No passado dia 24 novembro teve lugar em Strasbourg, uma cerimónia de lançamento do livro “Caminhos Globais” de Marta Henriques Pereira, organizada pela Missão de Portugal junto do Conselho da Europa e com a presença do Cônsul-Geral de Portugal na capital Alsaciana.
O livro acompanha o percurso de 67 funcionários portugueses de organizações e instituições internacionais, estando a ser promovido em Bruxelas, Luxemburgo, Paris, Genebra, Nova Iorque e, em Portugal, Lisboa, Porto e Funchal. A cerimónia teve lugar no Palácio do Conselho da Europa e contou com a participação de diversos portugueses radicados em Strasbourg, designadamente funcionários de organizações e instituições internacionais como o Parlamento Europeu, Conselho da Europa e Tribunal Europeu dos Direitos Humanos.
O projeto Caminhos Globais nasceu na sequência da Resolução do Conselho de Ministros nº 132/2022, que define a política de apoio às carreiras internacionais e tem sido transposto como podcast disponível em todas as plataformas (incluindo RTP Play) e no site do Instituto Diplomático, e como livro publicado pela Leya, contanto com prefácio de António Vitorino.
Marta Henrique Pereira, fundadora e Presidente da Associação REDE de Portugueses em Organizações Internacionais, tem, em parceria com o “Na Minha Terra”, produzido e divulgado conteúdos audiovisuais sobre cada etapa da digressão, acompanhados por um cartão publicitário de 10 segundos a passar no início, no intervalo e no fim de cada programa.
O Cônsul-Geral Luís Brito Câmara também foi entrevistado por Marta Henrique Pereira para fazer parte da série documental “Caminhos Globais” que será produzido com o apoio do canal “Na Minha Terra” e da RTP Internacional.
A entrevista foi focada essencialmente na Língua Portuguesa, no facto de ser uma das línguas mais faladas no mundo por quase 300 milhões de pessoas em 4 continentes, devendo ser elevada a língua oficial da ONU, e foi destacada a importância da língua portuguesa como veículo de comunicação, cultura, conhecimento e aproximação entre povos.

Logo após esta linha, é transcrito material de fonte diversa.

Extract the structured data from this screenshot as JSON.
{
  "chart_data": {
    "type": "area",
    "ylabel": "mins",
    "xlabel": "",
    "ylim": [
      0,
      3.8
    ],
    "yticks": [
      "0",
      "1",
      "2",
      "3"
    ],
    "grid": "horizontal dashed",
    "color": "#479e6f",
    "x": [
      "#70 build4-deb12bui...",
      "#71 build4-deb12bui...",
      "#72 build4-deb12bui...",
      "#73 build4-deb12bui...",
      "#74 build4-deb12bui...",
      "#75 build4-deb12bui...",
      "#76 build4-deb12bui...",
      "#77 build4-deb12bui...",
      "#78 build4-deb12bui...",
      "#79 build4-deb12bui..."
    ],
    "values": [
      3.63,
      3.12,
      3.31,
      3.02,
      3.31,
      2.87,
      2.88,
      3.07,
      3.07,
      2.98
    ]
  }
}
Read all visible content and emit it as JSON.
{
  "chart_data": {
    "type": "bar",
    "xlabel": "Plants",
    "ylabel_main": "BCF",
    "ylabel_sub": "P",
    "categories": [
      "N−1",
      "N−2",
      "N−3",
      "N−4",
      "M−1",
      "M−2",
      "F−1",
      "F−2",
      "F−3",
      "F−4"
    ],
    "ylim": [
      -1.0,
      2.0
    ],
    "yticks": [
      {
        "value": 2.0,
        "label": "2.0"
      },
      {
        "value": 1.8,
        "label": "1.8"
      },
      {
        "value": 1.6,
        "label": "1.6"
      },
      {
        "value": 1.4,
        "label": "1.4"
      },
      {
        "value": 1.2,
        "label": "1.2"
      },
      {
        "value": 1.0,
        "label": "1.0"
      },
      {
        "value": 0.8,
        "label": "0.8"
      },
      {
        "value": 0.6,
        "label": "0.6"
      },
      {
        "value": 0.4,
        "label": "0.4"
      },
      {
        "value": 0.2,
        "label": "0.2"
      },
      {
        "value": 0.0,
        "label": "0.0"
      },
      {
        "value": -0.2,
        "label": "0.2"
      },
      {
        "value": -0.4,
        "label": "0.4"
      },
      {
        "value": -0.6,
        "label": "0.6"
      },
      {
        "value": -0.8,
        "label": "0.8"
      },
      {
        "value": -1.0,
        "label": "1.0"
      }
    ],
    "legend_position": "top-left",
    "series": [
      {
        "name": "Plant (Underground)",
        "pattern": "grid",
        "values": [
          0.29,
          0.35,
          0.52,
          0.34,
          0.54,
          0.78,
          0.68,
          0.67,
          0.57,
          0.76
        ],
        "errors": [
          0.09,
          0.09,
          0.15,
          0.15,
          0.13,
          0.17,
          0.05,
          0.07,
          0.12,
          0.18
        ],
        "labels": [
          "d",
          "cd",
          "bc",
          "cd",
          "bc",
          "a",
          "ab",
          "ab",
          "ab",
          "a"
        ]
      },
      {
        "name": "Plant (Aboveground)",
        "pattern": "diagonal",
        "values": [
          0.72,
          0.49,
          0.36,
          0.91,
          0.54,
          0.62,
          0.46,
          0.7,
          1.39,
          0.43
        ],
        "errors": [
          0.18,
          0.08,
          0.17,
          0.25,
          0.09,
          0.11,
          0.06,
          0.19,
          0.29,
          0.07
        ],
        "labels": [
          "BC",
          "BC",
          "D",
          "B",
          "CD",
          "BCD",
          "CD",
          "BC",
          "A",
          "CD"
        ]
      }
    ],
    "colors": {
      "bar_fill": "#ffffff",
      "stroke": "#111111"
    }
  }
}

“Neste contexto, foi sublinhado que os funcionários portugueses nas organizações instituições internacionais contribuem não só para reforçar a língua portuguesa no multilateralismo, pilar fundamental da política externa portuguesa, como agem igualmente como instrumentos de enriquecimento da Humanidade através da visão lusófona do mundo que contém a Língua Portuguesa” disse o Cônsul-Geral de Portugal em Strasbourg ao LusoJornal.